Doig was born in Scotland in 1959 but spent his childhood years in central Canada until 1979 when he moved to London where he studied art at the Chelsea School of Art. He received an M.A. in 1990. He lived in London for 23 years. In 2002 he moved with his family to the Caribbean island of Trinidad where he presently lives and works.
In the 1990s many of his paintings showed people on skis or in a snowy landscape, but he has recently begun working with tropical imagery. Peter Doig has referred to his images as memories, flashbacks, or dreams. He doesn't think of them as realistic, though there is an element of realism. Utilizing film stills, footage of actual events or photographs of urban and rural environments, Peter Doig's work emanates a quiet sense of nostalgia reminiscent of ones past. They conjure up a feeling of a long forgotten memory. Doig is known for his exploration of the formal and thematic possibilities of landscape.
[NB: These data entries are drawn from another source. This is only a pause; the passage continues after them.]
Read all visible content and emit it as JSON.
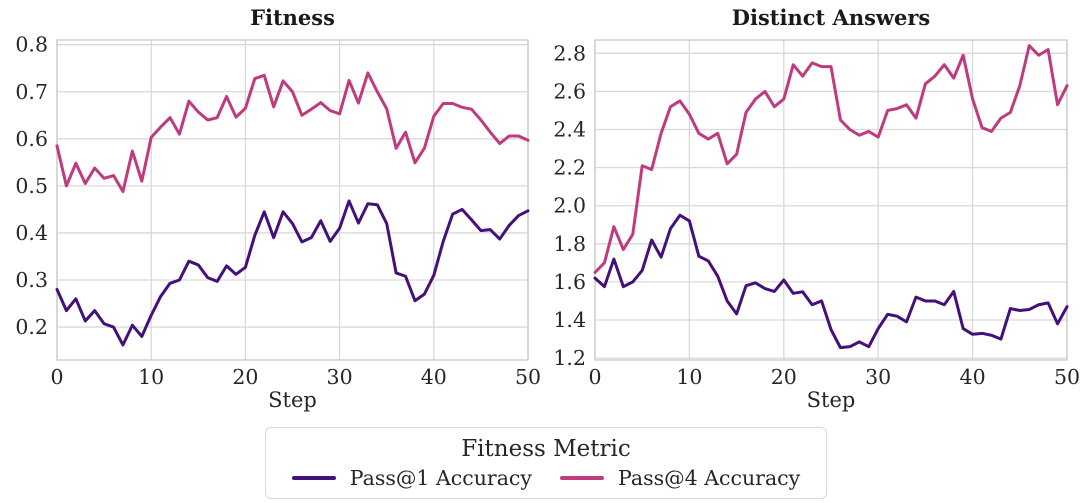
{
  "colors": {
    "pass1": "#44107a",
    "pass4": "#c03a7e",
    "grid": "#d9d9d9",
    "spine": "#c9c9c9",
    "text": "#262626",
    "title_text": "#1a1a1a",
    "background": "#ffffff"
  },
  "legend": {
    "title": "Fitness Metric",
    "entries": [
      {
        "label": "Pass@1 Accuracy",
        "color_key": "pass1"
      },
      {
        "label": "Pass@4 Accuracy",
        "color_key": "pass4"
      }
    ]
  },
  "chart_data": [
    {
      "type": "line",
      "title": "Fitness",
      "xlabel": "Step",
      "grid": true,
      "xlim": [
        0,
        50
      ],
      "ylim": [
        0.13,
        0.81
      ],
      "xtick_values": [
        0,
        10,
        20,
        30,
        40,
        50
      ],
      "xtick_labels": [
        "0",
        "10",
        "20",
        "30",
        "40",
        "50"
      ],
      "ytick_values": [
        0.2,
        0.3,
        0.4,
        0.5,
        0.6,
        0.7,
        0.8
      ],
      "ytick_labels": [
        "0.2",
        "0.3",
        "0.4",
        "0.5",
        "0.6",
        "0.7",
        "0.8"
      ],
      "x_step": 1,
      "series": [
        {
          "name": "Pass@1 Accuracy",
          "color_key": "pass1",
          "values": [
            0.28,
            0.235,
            0.26,
            0.213,
            0.235,
            0.207,
            0.2,
            0.162,
            0.204,
            0.18,
            0.225,
            0.265,
            0.293,
            0.3,
            0.34,
            0.332,
            0.305,
            0.297,
            0.33,
            0.312,
            0.327,
            0.395,
            0.445,
            0.39,
            0.445,
            0.42,
            0.381,
            0.39,
            0.426,
            0.382,
            0.41,
            0.468,
            0.421,
            0.462,
            0.46,
            0.42,
            0.315,
            0.308,
            0.256,
            0.27,
            0.31,
            0.382,
            0.44,
            0.45,
            0.428,
            0.405,
            0.407,
            0.387,
            0.416,
            0.437,
            0.447
          ]
        },
        {
          "name": "Pass@4 Accuracy",
          "color_key": "pass4",
          "values": [
            0.585,
            0.5,
            0.548,
            0.505,
            0.538,
            0.516,
            0.522,
            0.488,
            0.574,
            0.51,
            0.603,
            0.625,
            0.645,
            0.61,
            0.68,
            0.657,
            0.64,
            0.645,
            0.69,
            0.646,
            0.665,
            0.728,
            0.735,
            0.668,
            0.723,
            0.7,
            0.65,
            0.663,
            0.677,
            0.66,
            0.653,
            0.724,
            0.676,
            0.74,
            0.7,
            0.664,
            0.58,
            0.614,
            0.549,
            0.58,
            0.648,
            0.675,
            0.675,
            0.667,
            0.663,
            0.64,
            0.614,
            0.59,
            0.606,
            0.606,
            0.597
          ]
        }
      ]
    },
    {
      "type": "line",
      "title": "Distinct Answers",
      "xlabel": "Step",
      "grid": true,
      "xlim": [
        0,
        50
      ],
      "ylim": [
        1.19,
        2.87
      ],
      "xtick_values": [
        0,
        10,
        20,
        30,
        40,
        50
      ],
      "xtick_labels": [
        "0",
        "10",
        "20",
        "30",
        "40",
        "50"
      ],
      "ytick_values": [
        1.2,
        1.4,
        1.6,
        1.8,
        2.0,
        2.2,
        2.4,
        2.6,
        2.8
      ],
      "ytick_labels": [
        "1.2",
        "1.4",
        "1.6",
        "1.8",
        "2.0",
        "2.2",
        "2.4",
        "2.6",
        "2.8"
      ],
      "x_step": 1,
      "series": [
        {
          "name": "Pass@1 Accuracy",
          "color_key": "pass1",
          "values": [
            1.62,
            1.575,
            1.72,
            1.575,
            1.6,
            1.66,
            1.82,
            1.73,
            1.88,
            1.95,
            1.92,
            1.735,
            1.71,
            1.63,
            1.5,
            1.432,
            1.58,
            1.595,
            1.565,
            1.55,
            1.61,
            1.54,
            1.548,
            1.48,
            1.5,
            1.35,
            1.255,
            1.26,
            1.285,
            1.26,
            1.355,
            1.43,
            1.42,
            1.39,
            1.52,
            1.5,
            1.5,
            1.48,
            1.55,
            1.355,
            1.325,
            1.33,
            1.32,
            1.3,
            1.46,
            1.45,
            1.455,
            1.48,
            1.49,
            1.38,
            1.47
          ]
        },
        {
          "name": "Pass@4 Accuracy",
          "color_key": "pass4",
          "values": [
            1.65,
            1.7,
            1.89,
            1.77,
            1.85,
            2.21,
            2.19,
            2.38,
            2.52,
            2.55,
            2.48,
            2.38,
            2.35,
            2.38,
            2.22,
            2.27,
            2.49,
            2.56,
            2.6,
            2.52,
            2.56,
            2.74,
            2.68,
            2.75,
            2.73,
            2.73,
            2.45,
            2.4,
            2.37,
            2.39,
            2.36,
            2.5,
            2.51,
            2.53,
            2.46,
            2.64,
            2.68,
            2.74,
            2.67,
            2.79,
            2.56,
            2.41,
            2.39,
            2.46,
            2.49,
            2.63,
            2.84,
            2.79,
            2.82,
            2.53,
            2.63
          ]
        }
      ]
    }
  ]
}
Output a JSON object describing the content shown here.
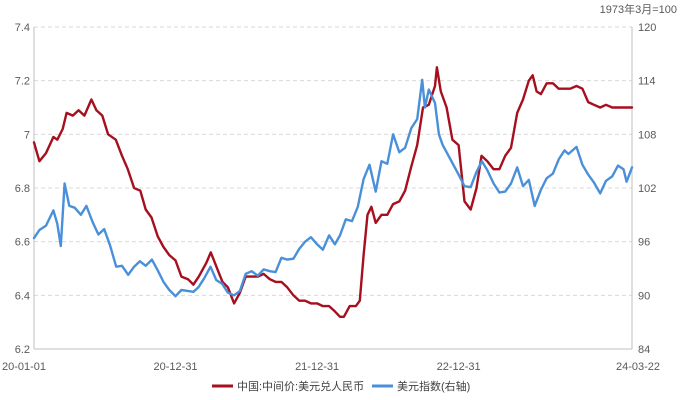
{
  "chart_data": {
    "type": "line",
    "unit_note": "1973年3月=100",
    "x_tick_labels": [
      "20-01-01",
      "20-12-31",
      "21-12-31",
      "22-12-31",
      "24-03-22"
    ],
    "x_range": [
      "2020-01-01",
      "2024-03-22"
    ],
    "left_axis": {
      "ylim": [
        6.2,
        7.4
      ],
      "ticks": [
        "6.2",
        "6.4",
        "6.6",
        "6.8",
        "7",
        "7.2",
        "7.4"
      ]
    },
    "right_axis": {
      "ylim": [
        84,
        120
      ],
      "ticks": [
        "84",
        "90",
        "96",
        "102",
        "108",
        "114",
        "120"
      ]
    },
    "grid": true,
    "legend_position": "bottom",
    "series": [
      {
        "name": "中国:中间价:美元兑人民币",
        "axis": "left",
        "color": "#a50f1e",
        "points": [
          [
            "2020-01-01",
            6.97
          ],
          [
            "2020-01-15",
            6.9
          ],
          [
            "2020-02-01",
            6.93
          ],
          [
            "2020-02-20",
            6.99
          ],
          [
            "2020-03-01",
            6.98
          ],
          [
            "2020-03-15",
            7.02
          ],
          [
            "2020-03-25",
            7.08
          ],
          [
            "2020-04-10",
            7.07
          ],
          [
            "2020-04-25",
            7.09
          ],
          [
            "2020-05-10",
            7.07
          ],
          [
            "2020-05-28",
            7.13
          ],
          [
            "2020-06-10",
            7.09
          ],
          [
            "2020-06-25",
            7.07
          ],
          [
            "2020-07-10",
            7.0
          ],
          [
            "2020-07-30",
            6.98
          ],
          [
            "2020-08-15",
            6.92
          ],
          [
            "2020-08-30",
            6.87
          ],
          [
            "2020-09-15",
            6.8
          ],
          [
            "2020-10-01",
            6.79
          ],
          [
            "2020-10-15",
            6.72
          ],
          [
            "2020-10-30",
            6.69
          ],
          [
            "2020-11-15",
            6.62
          ],
          [
            "2020-11-30",
            6.58
          ],
          [
            "2020-12-15",
            6.55
          ],
          [
            "2020-12-31",
            6.53
          ],
          [
            "2021-01-15",
            6.47
          ],
          [
            "2021-02-01",
            6.46
          ],
          [
            "2021-02-15",
            6.44
          ],
          [
            "2021-03-01",
            6.47
          ],
          [
            "2021-03-20",
            6.52
          ],
          [
            "2021-04-01",
            6.56
          ],
          [
            "2021-04-20",
            6.49
          ],
          [
            "2021-05-01",
            6.45
          ],
          [
            "2021-05-15",
            6.43
          ],
          [
            "2021-05-31",
            6.37
          ],
          [
            "2021-06-15",
            6.41
          ],
          [
            "2021-06-30",
            6.47
          ],
          [
            "2021-07-15",
            6.47
          ],
          [
            "2021-07-31",
            6.47
          ],
          [
            "2021-08-15",
            6.48
          ],
          [
            "2021-08-31",
            6.46
          ],
          [
            "2021-09-15",
            6.45
          ],
          [
            "2021-09-30",
            6.45
          ],
          [
            "2021-10-15",
            6.43
          ],
          [
            "2021-10-31",
            6.4
          ],
          [
            "2021-11-15",
            6.38
          ],
          [
            "2021-11-30",
            6.38
          ],
          [
            "2021-12-15",
            6.37
          ],
          [
            "2021-12-31",
            6.37
          ],
          [
            "2022-01-15",
            6.36
          ],
          [
            "2022-01-31",
            6.36
          ],
          [
            "2022-02-15",
            6.34
          ],
          [
            "2022-02-28",
            6.32
          ],
          [
            "2022-03-10",
            6.32
          ],
          [
            "2022-03-25",
            6.36
          ],
          [
            "2022-04-10",
            6.36
          ],
          [
            "2022-04-20",
            6.38
          ],
          [
            "2022-04-30",
            6.55
          ],
          [
            "2022-05-10",
            6.7
          ],
          [
            "2022-05-20",
            6.73
          ],
          [
            "2022-05-31",
            6.67
          ],
          [
            "2022-06-15",
            6.7
          ],
          [
            "2022-06-30",
            6.7
          ],
          [
            "2022-07-15",
            6.74
          ],
          [
            "2022-07-31",
            6.75
          ],
          [
            "2022-08-15",
            6.79
          ],
          [
            "2022-08-31",
            6.88
          ],
          [
            "2022-09-15",
            6.96
          ],
          [
            "2022-09-30",
            7.1
          ],
          [
            "2022-10-15",
            7.11
          ],
          [
            "2022-10-31",
            7.18
          ],
          [
            "2022-11-05",
            7.25
          ],
          [
            "2022-11-15",
            7.16
          ],
          [
            "2022-11-30",
            7.1
          ],
          [
            "2022-12-15",
            6.98
          ],
          [
            "2022-12-31",
            6.96
          ],
          [
            "2023-01-15",
            6.75
          ],
          [
            "2023-01-31",
            6.72
          ],
          [
            "2023-02-15",
            6.8
          ],
          [
            "2023-02-28",
            6.92
          ],
          [
            "2023-03-15",
            6.9
          ],
          [
            "2023-03-31",
            6.87
          ],
          [
            "2023-04-15",
            6.87
          ],
          [
            "2023-04-30",
            6.92
          ],
          [
            "2023-05-15",
            6.95
          ],
          [
            "2023-05-31",
            7.08
          ],
          [
            "2023-06-15",
            7.13
          ],
          [
            "2023-06-30",
            7.2
          ],
          [
            "2023-07-10",
            7.22
          ],
          [
            "2023-07-20",
            7.16
          ],
          [
            "2023-07-31",
            7.15
          ],
          [
            "2023-08-15",
            7.19
          ],
          [
            "2023-08-31",
            7.19
          ],
          [
            "2023-09-15",
            7.17
          ],
          [
            "2023-09-30",
            7.17
          ],
          [
            "2023-10-15",
            7.17
          ],
          [
            "2023-10-31",
            7.18
          ],
          [
            "2023-11-15",
            7.17
          ],
          [
            "2023-11-30",
            7.12
          ],
          [
            "2023-12-15",
            7.11
          ],
          [
            "2023-12-31",
            7.1
          ],
          [
            "2024-01-15",
            7.11
          ],
          [
            "2024-01-31",
            7.1
          ],
          [
            "2024-02-15",
            7.1
          ],
          [
            "2024-02-29",
            7.1
          ],
          [
            "2024-03-22",
            7.1
          ]
        ]
      },
      {
        "name": "美元指数(右轴)",
        "axis": "right",
        "color": "#4a90d9",
        "points": [
          [
            "2020-01-01",
            96.4
          ],
          [
            "2020-01-15",
            97.3
          ],
          [
            "2020-02-01",
            97.8
          ],
          [
            "2020-02-20",
            99.5
          ],
          [
            "2020-03-01",
            98.0
          ],
          [
            "2020-03-10",
            95.5
          ],
          [
            "2020-03-20",
            102.5
          ],
          [
            "2020-04-01",
            100.0
          ],
          [
            "2020-04-15",
            99.8
          ],
          [
            "2020-05-01",
            99.0
          ],
          [
            "2020-05-15",
            100.0
          ],
          [
            "2020-05-31",
            98.2
          ],
          [
            "2020-06-15",
            96.8
          ],
          [
            "2020-06-30",
            97.4
          ],
          [
            "2020-07-15",
            95.6
          ],
          [
            "2020-07-31",
            93.2
          ],
          [
            "2020-08-15",
            93.3
          ],
          [
            "2020-08-31",
            92.3
          ],
          [
            "2020-09-15",
            93.2
          ],
          [
            "2020-09-30",
            93.8
          ],
          [
            "2020-10-15",
            93.3
          ],
          [
            "2020-10-31",
            94.0
          ],
          [
            "2020-11-15",
            92.8
          ],
          [
            "2020-11-30",
            91.5
          ],
          [
            "2020-12-15",
            90.6
          ],
          [
            "2020-12-31",
            89.9
          ],
          [
            "2021-01-15",
            90.6
          ],
          [
            "2021-01-31",
            90.5
          ],
          [
            "2021-02-15",
            90.4
          ],
          [
            "2021-02-28",
            90.9
          ],
          [
            "2021-03-15",
            91.9
          ],
          [
            "2021-03-31",
            93.2
          ],
          [
            "2021-04-15",
            91.7
          ],
          [
            "2021-04-30",
            91.3
          ],
          [
            "2021-05-15",
            90.3
          ],
          [
            "2021-05-31",
            90.0
          ],
          [
            "2021-06-15",
            90.5
          ],
          [
            "2021-06-30",
            92.4
          ],
          [
            "2021-07-15",
            92.7
          ],
          [
            "2021-07-31",
            92.2
          ],
          [
            "2021-08-15",
            92.9
          ],
          [
            "2021-08-31",
            92.7
          ],
          [
            "2021-09-15",
            92.6
          ],
          [
            "2021-09-30",
            94.2
          ],
          [
            "2021-10-15",
            94.0
          ],
          [
            "2021-10-31",
            94.1
          ],
          [
            "2021-11-15",
            95.2
          ],
          [
            "2021-11-30",
            96.0
          ],
          [
            "2021-12-15",
            96.5
          ],
          [
            "2021-12-31",
            95.7
          ],
          [
            "2022-01-15",
            95.1
          ],
          [
            "2022-01-31",
            96.7
          ],
          [
            "2022-02-15",
            95.7
          ],
          [
            "2022-02-28",
            96.7
          ],
          [
            "2022-03-15",
            98.5
          ],
          [
            "2022-03-31",
            98.3
          ],
          [
            "2022-04-15",
            99.9
          ],
          [
            "2022-04-30",
            103.0
          ],
          [
            "2022-05-15",
            104.6
          ],
          [
            "2022-05-31",
            101.6
          ],
          [
            "2022-06-15",
            105.0
          ],
          [
            "2022-06-30",
            104.7
          ],
          [
            "2022-07-15",
            108.0
          ],
          [
            "2022-07-31",
            106.0
          ],
          [
            "2022-08-15",
            106.5
          ],
          [
            "2022-08-31",
            108.7
          ],
          [
            "2022-09-15",
            109.7
          ],
          [
            "2022-09-28",
            114.1
          ],
          [
            "2022-10-05",
            111.0
          ],
          [
            "2022-10-15",
            113.0
          ],
          [
            "2022-10-31",
            111.5
          ],
          [
            "2022-11-10",
            108.0
          ],
          [
            "2022-11-20",
            106.8
          ],
          [
            "2022-11-30",
            106.0
          ],
          [
            "2022-12-15",
            104.8
          ],
          [
            "2022-12-31",
            103.5
          ],
          [
            "2023-01-15",
            102.2
          ],
          [
            "2023-01-31",
            102.1
          ],
          [
            "2023-02-15",
            103.8
          ],
          [
            "2023-03-01",
            105.0
          ],
          [
            "2023-03-15",
            104.0
          ],
          [
            "2023-03-31",
            102.5
          ],
          [
            "2023-04-15",
            101.5
          ],
          [
            "2023-04-30",
            101.6
          ],
          [
            "2023-05-15",
            102.5
          ],
          [
            "2023-05-31",
            104.3
          ],
          [
            "2023-06-15",
            102.2
          ],
          [
            "2023-06-30",
            102.9
          ],
          [
            "2023-07-15",
            100.0
          ],
          [
            "2023-07-31",
            101.8
          ],
          [
            "2023-08-15",
            103.1
          ],
          [
            "2023-08-31",
            103.6
          ],
          [
            "2023-09-15",
            105.2
          ],
          [
            "2023-09-30",
            106.2
          ],
          [
            "2023-10-10",
            105.8
          ],
          [
            "2023-10-31",
            106.6
          ],
          [
            "2023-11-15",
            104.6
          ],
          [
            "2023-11-30",
            103.5
          ],
          [
            "2023-12-15",
            102.6
          ],
          [
            "2023-12-31",
            101.4
          ],
          [
            "2024-01-15",
            102.8
          ],
          [
            "2024-01-31",
            103.3
          ],
          [
            "2024-02-15",
            104.5
          ],
          [
            "2024-02-29",
            104.1
          ],
          [
            "2024-03-08",
            102.7
          ],
          [
            "2024-03-22",
            104.3
          ]
        ]
      }
    ]
  }
}
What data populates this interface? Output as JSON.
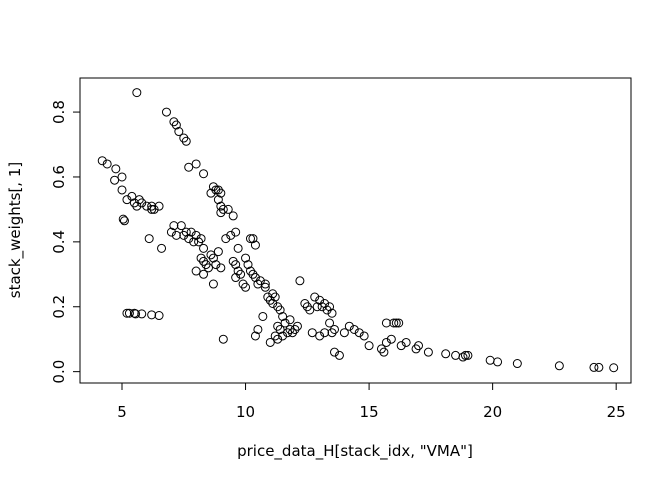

Peter Doig has been included in important international exhibitions and is the recipient of numerous prizes. He has exhibited at the Whitechapel Art Gallery, London, Kunsthalle zu Kiel, and Kunsthalle Nürnberg. Doig was the recipient of first prize in both the John Moores Liverpool Exhibition (1993) and the Prix Elliette von Karajan (1994). He was also short-listed for the prestigious Turner Prize (1994), and received the Whitechapel Artists' Award (1991).